Il faut aussi tenir compte du fait que Valve vend pendant les tournois des stickers utilisables en jeu à l'effigie des équipes, sur lesquels elles touchent une part qui représenterait un montant de l'ordre de quelques dizaines de milliers de dollars, selon des sources proches du dossier. Enfin, les sponsors sont moins susceptibles de s'associer avec des structures éclaboussées par ce type de scandale, ce qui peut rapidement devenir problématique pour certaines.
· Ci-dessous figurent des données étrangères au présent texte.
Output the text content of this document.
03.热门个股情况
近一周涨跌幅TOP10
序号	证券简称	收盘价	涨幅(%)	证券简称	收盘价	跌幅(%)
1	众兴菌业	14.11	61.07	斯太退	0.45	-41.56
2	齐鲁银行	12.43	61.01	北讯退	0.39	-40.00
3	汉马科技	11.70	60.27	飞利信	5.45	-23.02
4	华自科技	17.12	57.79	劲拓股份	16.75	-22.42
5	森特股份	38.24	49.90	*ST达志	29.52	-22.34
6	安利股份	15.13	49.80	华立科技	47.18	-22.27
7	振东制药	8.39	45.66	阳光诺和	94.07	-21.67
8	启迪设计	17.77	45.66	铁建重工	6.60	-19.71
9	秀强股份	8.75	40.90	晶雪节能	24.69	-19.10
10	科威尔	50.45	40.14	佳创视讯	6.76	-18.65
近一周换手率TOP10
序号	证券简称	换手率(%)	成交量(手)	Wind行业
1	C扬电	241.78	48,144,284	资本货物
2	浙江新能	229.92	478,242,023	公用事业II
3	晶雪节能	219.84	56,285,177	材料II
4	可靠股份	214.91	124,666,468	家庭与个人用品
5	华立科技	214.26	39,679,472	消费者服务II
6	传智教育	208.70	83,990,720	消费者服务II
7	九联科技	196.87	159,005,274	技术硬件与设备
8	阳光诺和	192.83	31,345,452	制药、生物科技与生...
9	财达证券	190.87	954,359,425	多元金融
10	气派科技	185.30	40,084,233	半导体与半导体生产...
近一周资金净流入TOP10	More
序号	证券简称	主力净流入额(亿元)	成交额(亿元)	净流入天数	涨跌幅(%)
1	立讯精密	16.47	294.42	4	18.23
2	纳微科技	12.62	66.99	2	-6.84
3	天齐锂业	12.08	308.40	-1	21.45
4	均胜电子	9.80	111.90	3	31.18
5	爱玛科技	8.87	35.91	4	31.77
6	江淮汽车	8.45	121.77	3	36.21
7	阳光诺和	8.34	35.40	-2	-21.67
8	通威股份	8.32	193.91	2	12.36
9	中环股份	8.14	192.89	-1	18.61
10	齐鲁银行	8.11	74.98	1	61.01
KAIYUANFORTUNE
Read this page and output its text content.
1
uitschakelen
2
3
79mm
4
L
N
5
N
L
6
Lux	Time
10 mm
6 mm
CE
Un pirate finit par décrire son mode opératoire

En effet, comme l'explique un ancien pirate sur le site 99damage, une source plutôt fiable, mais restant sujette à caution dans le milieu du sport électronique, le système mis au point par le fameux « supex0 » est quasi indétectable. Ce serait d'ailleurs pour cela que jusqu'ici personne n'en avait entendu parler, alors qu'il serait en circulation depuis quatre ans (il fonctionnait précédemment sur d'autres jeux basés sur le Source Engine avant d'arriver sur CS:GO).

 

Pour ne pas se faire détecter, le code ne vient pas se glisser dans l'exécutable du jeu, mais dans des fichiers DLL, dont Valve ne vérifie pas la signature. Ces DLL modifiées sont stockées dans le cloud de Steam ou distribuées via le Workshop de la plateforme et sont mises à jour régulièrement pour contrer les parades mises en place par Valve. Ainsi, dès qu'un joueur se connecte à son compte Steam, même sur une machine ne lui appartenant pas, le logiciel de triche est automatiquement téléchargé. Mieux encore, si une connexion à internet n'est pas disponible, une application sur smartphone permet de glisser le bout de code adéquat sur le PC, ni vu ni connu.

 

Le pirate a également la main sur chacun des utilisateurs de son système, et peut désactiver son code à distance en cas de besoin. Une fonctionnalité qui selon la source de 99damage, pourrait lui permettre de faire du chantage aux joueurs et leur réclamer une fraction de leurs gains s'ils veulent que leur petit gadget fonctionne encore. Une autre option pourrait également concerner la prise de paris sur des matchs, et ainsi tirer un bénéfice supplémentaire du logiciel, en plus de ses ventes, estimées à 1000 euros par licence. Difficile dans ces conditions d'affirmer que les prochaines compétitions seront totalement saines malgré l'éviction de quelques brebis galeuses.

Et ce n'est pas fini...

Il faut garder à l'esprit que tout ce drame ne se déroule que sur un seul jeu, qui plus est pas sur le plus populaire de tous ceux joués de manière professionnelle. Si quelques tournois à 100 000 dollars aiguisent déjà l'appétit des tricheurs, imaginez quel attrait peuvent avoir les 10,9 millions de dollars promis lors de The International 4 sur DOTA 2, ou des millions de dollars promis par Riot Games lors des grandes finales LCS sur League of Legends, ou encore sur Starcraft II. 

 

Sur ce dernier, quelques affaires à plus petite échelle avaient d'ailleurs éclaté en 2013, avec notamment le bannissement d'un joueur nommé « Imbatoss », accusé d'utiliser un logiciel permettant de voir au travers du brouillard de guerre. Il avait pu ainsi rejoindre le premier rang de la ligue Grand Maître sur le classement européen du jeu.